We got up to go, and I could see from the sway and what I’d previously thought was just a very strong accent that my ride home might be a somewhat wobbly one, especially when I discovered we were to be travelling on his motorcycle as he’d recently had an oopsie with his car. Splendid. To add to the joy of the occasion, we weren’t quite sure how to get back. What proceeded was quite possibly the longest single period of sustained terror I have ever experienced in my life.
My pilot proceed to smoke, talk excessively, and regularly turn his head to talk to me while driving Indian-style (read Kamikaze) on his Hero Honda all the while telling me the guest is god India and he would not let anything happen to me. Thank goodness he told me that – it set all my fears aside and made me feel completely safe. I think it took between 45 minutes and an hour to find home but it felt like a bloody week.
Driving in Kolkata was even more chaotic. We bumped into other cars along the route but this was par for the course and nobody stopped to check damage or swap details – bumpers are there for a reason in India!
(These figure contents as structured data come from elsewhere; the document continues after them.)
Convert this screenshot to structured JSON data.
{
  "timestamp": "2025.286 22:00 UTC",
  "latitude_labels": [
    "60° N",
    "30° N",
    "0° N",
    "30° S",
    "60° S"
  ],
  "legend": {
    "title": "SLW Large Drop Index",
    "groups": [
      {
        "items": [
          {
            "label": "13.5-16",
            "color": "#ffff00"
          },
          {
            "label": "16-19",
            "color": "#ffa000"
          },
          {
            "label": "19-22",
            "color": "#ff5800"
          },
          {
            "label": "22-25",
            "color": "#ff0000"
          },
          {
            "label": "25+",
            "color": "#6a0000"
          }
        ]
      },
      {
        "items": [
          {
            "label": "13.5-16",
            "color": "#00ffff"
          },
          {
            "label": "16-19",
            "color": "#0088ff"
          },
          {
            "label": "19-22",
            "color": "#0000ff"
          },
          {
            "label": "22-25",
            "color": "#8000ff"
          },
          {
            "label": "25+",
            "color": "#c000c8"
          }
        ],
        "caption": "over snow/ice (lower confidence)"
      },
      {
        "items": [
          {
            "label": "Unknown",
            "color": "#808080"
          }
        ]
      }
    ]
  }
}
Give me cowboy-style South African driving anyday!
I have my life still. I am blessed. If there is a big bearded wise man played by Morgan Freeman living in the clouds, then praise be to him for keeping an eye out for me.
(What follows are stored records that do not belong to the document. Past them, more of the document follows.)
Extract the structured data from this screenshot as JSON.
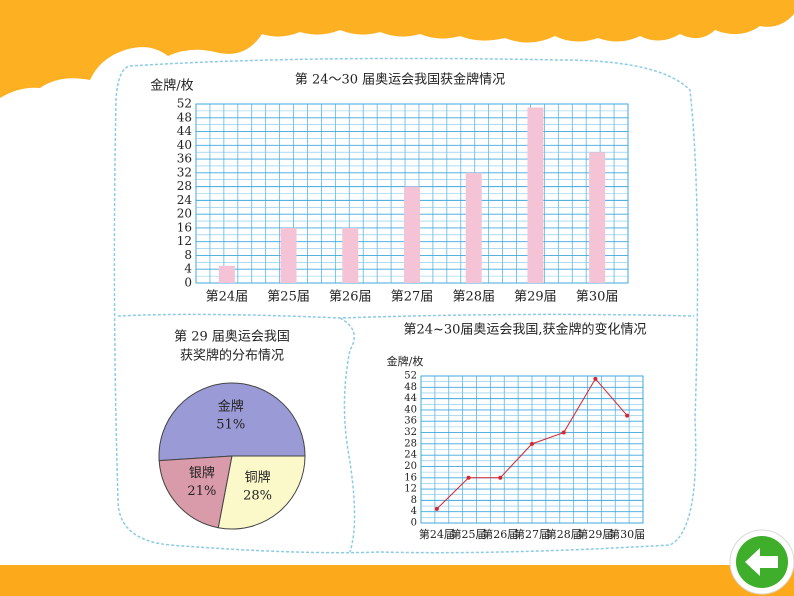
{
  "chart_data": [
    {
      "type": "bar",
      "title": "第 24～30 届奥运会我国获金牌情况",
      "y_label": "金牌/枚",
      "categories": [
        "第24届",
        "第25届",
        "第26届",
        "第27届",
        "第28届",
        "第29届",
        "第30届"
      ],
      "values": [
        5,
        16,
        16,
        28,
        32,
        51,
        38
      ],
      "color": "#f4c4d6",
      "ylim": [
        0,
        52
      ],
      "yticks": [
        0,
        4,
        8,
        12,
        16,
        20,
        24,
        28,
        32,
        36,
        40,
        44,
        48,
        52
      ],
      "grid": true
    },
    {
      "type": "pie",
      "title": [
        "第 29 届奥运会我国",
        "获奖牌的分布情况"
      ],
      "categories": [
        "金牌",
        "银牌",
        "铜牌"
      ],
      "values": [
        51,
        21,
        28
      ],
      "value_labels": [
        "51%",
        "21%",
        "28%"
      ],
      "colors": [
        "#9a9ad6",
        "#d99aa9",
        "#fbf9c9"
      ]
    },
    {
      "type": "line",
      "title": [
        "第24~30届奥运会我国",
        "获金牌的变化情况"
      ],
      "y_label": "金牌/枚",
      "categories": [
        "第24届",
        "第25届",
        "第26届",
        "第27届",
        "第28届",
        "第29届",
        "第30届"
      ],
      "values": [
        5,
        16,
        16,
        28,
        32,
        51,
        38
      ],
      "color": "#d8262e",
      "ylim": [
        0,
        52
      ],
      "yticks": [
        0,
        4,
        8,
        12,
        16,
        20,
        24,
        28,
        32,
        36,
        40,
        44,
        48,
        52
      ],
      "grid": true
    }
  ]
}
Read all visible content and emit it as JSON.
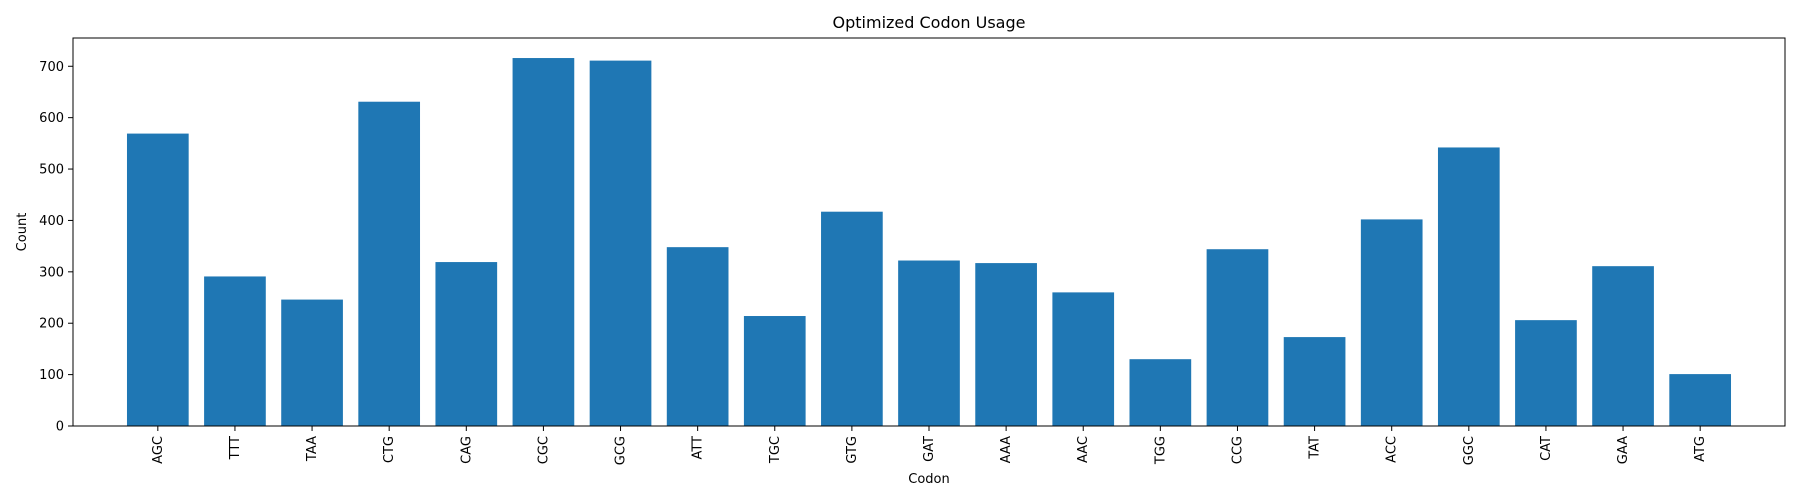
{
  "chart_data": {
    "type": "bar",
    "title": "Optimized Codon Usage",
    "xlabel": "Codon",
    "ylabel": "Count",
    "categories": [
      "AGC",
      "TTT",
      "TAA",
      "CTG",
      "CAG",
      "CGC",
      "GCG",
      "ATT",
      "TGC",
      "GTG",
      "GAT",
      "AAA",
      "AAC",
      "TGG",
      "CCG",
      "TAT",
      "ACC",
      "GGC",
      "CAT",
      "GAA",
      "ATG"
    ],
    "values": [
      569,
      291,
      246,
      631,
      319,
      716,
      711,
      348,
      214,
      417,
      322,
      317,
      260,
      130,
      344,
      173,
      402,
      542,
      206,
      311,
      101
    ],
    "ylim": [
      0,
      755
    ],
    "yticks": [
      0,
      100,
      200,
      300,
      400,
      500,
      600,
      700
    ],
    "bar_color": "#1f77b4",
    "grid": false,
    "legend": "none"
  }
}
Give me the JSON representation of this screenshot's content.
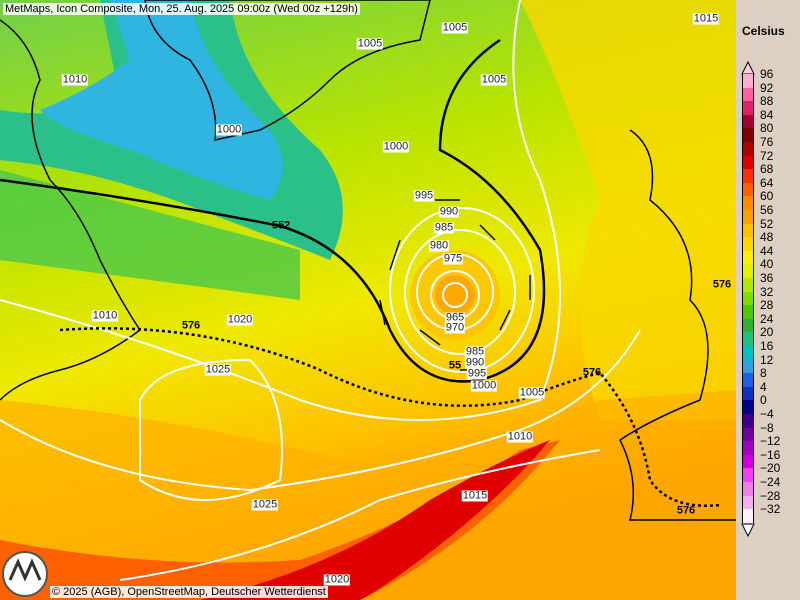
{
  "header": {
    "title": "MetMaps, Icon Composite, Mon, 25. Aug. 2025 09:00z (Wed 00z +129h)"
  },
  "legend": {
    "unit": "Celsius",
    "levels": [
      {
        "label": "96",
        "color": "#ffb0d0"
      },
      {
        "label": "92",
        "color": "#ff60a0"
      },
      {
        "label": "88",
        "color": "#e0206a"
      },
      {
        "label": "84",
        "color": "#a00030"
      },
      {
        "label": "80",
        "color": "#800000"
      },
      {
        "label": "76",
        "color": "#b00000"
      },
      {
        "label": "72",
        "color": "#e00000"
      },
      {
        "label": "68",
        "color": "#ff3000"
      },
      {
        "label": "64",
        "color": "#ff6000"
      },
      {
        "label": "60",
        "color": "#ff8c00"
      },
      {
        "label": "56",
        "color": "#ffa000"
      },
      {
        "label": "52",
        "color": "#ffc000"
      },
      {
        "label": "48",
        "color": "#ffd800"
      },
      {
        "label": "44",
        "color": "#fff000"
      },
      {
        "label": "40",
        "color": "#e0f000"
      },
      {
        "label": "36",
        "color": "#b0e800"
      },
      {
        "label": "32",
        "color": "#80dc00"
      },
      {
        "label": "28",
        "color": "#50c800"
      },
      {
        "label": "24",
        "color": "#30b030"
      },
      {
        "label": "20",
        "color": "#20c080"
      },
      {
        "label": "16",
        "color": "#00c0c0"
      },
      {
        "label": "12",
        "color": "#30a0e0"
      },
      {
        "label": "8",
        "color": "#2060e0"
      },
      {
        "label": "4",
        "color": "#1030c0"
      },
      {
        "label": "0",
        "color": "#000090"
      },
      {
        "label": "−4",
        "color": "#400080"
      },
      {
        "label": "−8",
        "color": "#7000a0"
      },
      {
        "label": "−12",
        "color": "#a000c0"
      },
      {
        "label": "−16",
        "color": "#d000e0"
      },
      {
        "label": "−20",
        "color": "#f040f0"
      },
      {
        "label": "−24",
        "color": "#f080f0"
      },
      {
        "label": "−28",
        "color": "#f0b0f0"
      },
      {
        "label": "−32",
        "color": "#fff0ff"
      }
    ]
  },
  "isobar_labels": [
    "1005",
    "1015",
    "1005",
    "1010",
    "1005",
    "1000",
    "1000",
    "995",
    "990",
    "985",
    "980",
    "975",
    "965",
    "970",
    "985",
    "990",
    "995",
    "1000",
    "1005",
    "1010",
    "1015",
    "1025",
    "1025",
    "1020",
    "1020",
    "1010"
  ],
  "thickness_labels": [
    "552",
    "576",
    "576",
    "576",
    "576",
    "55"
  ],
  "footer": {
    "copyright": "© 2025 (AGB), OpenStreetMap, Deutscher Wetterdienst"
  }
}
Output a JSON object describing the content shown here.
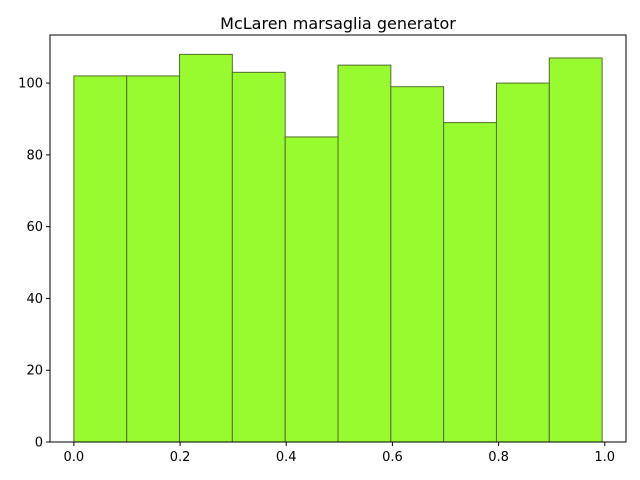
{
  "chart_data": {
    "type": "bar",
    "title": "McLaren marsaglia generator",
    "xlabel": "",
    "ylabel": "",
    "bin_edges": [
      0.0,
      0.0995,
      0.199,
      0.2985,
      0.398,
      0.4975,
      0.597,
      0.6965,
      0.796,
      0.8955,
      0.995
    ],
    "values": [
      102,
      102,
      108,
      103,
      85,
      105,
      99,
      89,
      100,
      107
    ],
    "xlim": [
      -0.045,
      1.04
    ],
    "ylim": [
      0,
      113.4
    ],
    "x_ticks": [
      0.0,
      0.2,
      0.4,
      0.6,
      0.8,
      1.0
    ],
    "x_tick_labels": [
      "0.0",
      "0.2",
      "0.4",
      "0.6",
      "0.8",
      "1.0"
    ],
    "y_ticks": [
      0,
      20,
      40,
      60,
      80,
      100
    ],
    "y_tick_labels": [
      "0",
      "20",
      "40",
      "60",
      "80",
      "100"
    ],
    "grid": false,
    "legend": "none",
    "colors": {
      "bar_fill": "#98fb2f",
      "bar_edge": "#556b2f"
    }
  }
}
While in Delhi I got to watch Slumdog Millionaire and most of the Academy Awards Ceremony where it won a stunning 8 Oscars. SDM is officially a British movie, but it was filmed in Mumbai with Indian actors, had an Indian co-Director, the music was written by Indian Composer Rahman, and many other key roles filled by Indians. I think it is now in my personal top 10 movies.
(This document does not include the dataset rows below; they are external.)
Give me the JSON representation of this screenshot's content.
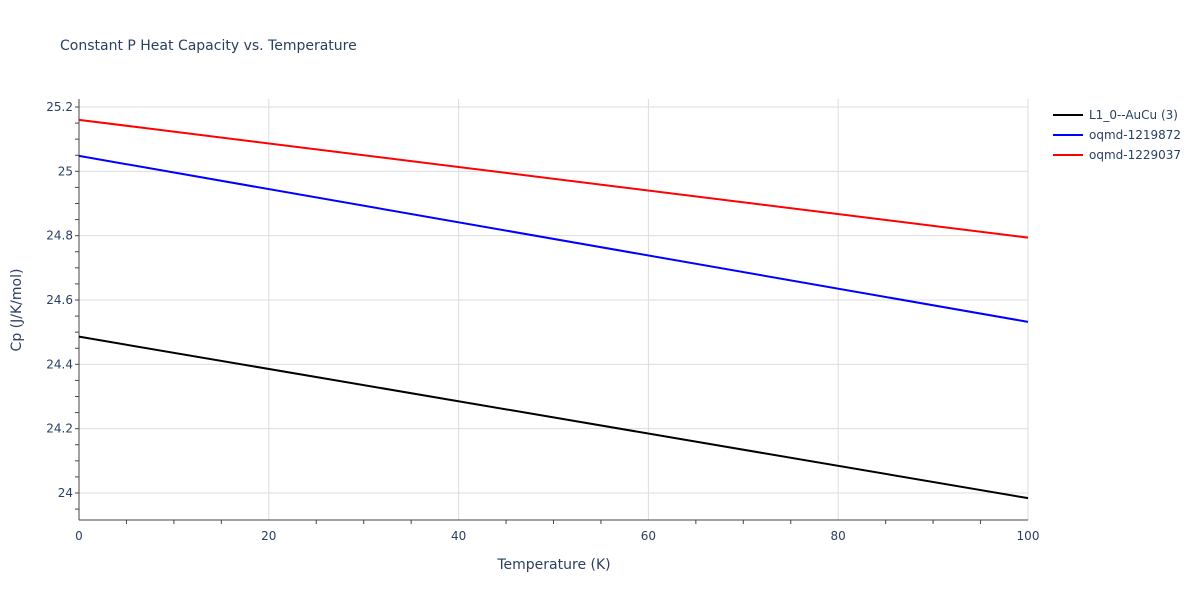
{
  "chart_data": {
    "type": "line",
    "title": "Constant P Heat Capacity vs. Temperature",
    "xlabel": "Temperature (K)",
    "ylabel": "Cp (J/K/mol)",
    "xlim": [
      0,
      100
    ],
    "ylim": [
      23.92,
      25.225
    ],
    "xticks": [
      0,
      20,
      40,
      60,
      80,
      100
    ],
    "yticks": [
      24,
      24.2,
      24.4,
      24.6,
      24.8,
      25,
      25.2
    ],
    "ytick_labels": [
      "24",
      "24.2",
      "24.4",
      "24.6",
      "24.8",
      "25",
      "25.2"
    ],
    "grid": true,
    "legend_position": "top-right",
    "series": [
      {
        "name": "L1_0--AuCu (3)",
        "color": "#000000",
        "x": [
          0,
          100
        ],
        "y": [
          24.486,
          23.984
        ]
      },
      {
        "name": "oqmd-1219872",
        "color": "#0000ff",
        "x": [
          0,
          100
        ],
        "y": [
          25.048,
          24.532
        ]
      },
      {
        "name": "oqmd-1229037",
        "color": "#ff0000",
        "x": [
          0,
          100
        ],
        "y": [
          25.16,
          24.794
        ]
      }
    ]
  }
}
This extract from the Slumdog Wikipedia article conveys perfectly both the relevance of the movie and the people it portrays: “Screenwriter Simon Beaufoy wrote Slumdog Millionaire based on the Boeke Prize winning and Commonwealth Writers’ Prize nominated novel Q & A by Vikas Swarup. To hone the script, Beaufoy made three research trips to India and interviewed street children, finding himself impressed with their attitudes. The screenwriter said of his goal for the script: ‘I wanted to get (across) the sense of this huge amount of fun, laughter, chat, and sense of community that is in these slums. What you pick up on is this mass of energy.'”
Kolkata, where INDIASOFT was hosted, is a beautiful old City which was the Indian Colonial helm until 1911 when it was moved to New Delhi. Everyone I had met before going to Kolkata had spoken fondly of the people, the place and the food; I was not disappointed. Kolkata, or as many Indians seem to prefer calling it “Calcutta”, is known as the City of Intellectuals and places like College Rd with all of its bookstores (hundreds and hundreds of them) and the Coffee House – hangout of Indian intellectuals for over 300 years – are certainly testament to this perception. This City has a soul – I could feel it, but my two short days there, with INDIASOFT taking up the daylight hours, robbed me of a chance of finding out much more about that soul. I am going back the very first chance I get.
India is country alive with people, diverse in religion and culture (1.2 billion of them), energy, colour and progress. Progress is being made, warts and all; corruption reigns, important technical skills are scarce, but they are progressing rapidly as a developing power. This charging Tiger, however, and somewhat unlike our own Tiger, is moving swiftly with grace and humility – fighting to retain its cultural ethics and values in the face of rapid advancement. I like India. I like its people and their spirit. I want to spend more time there.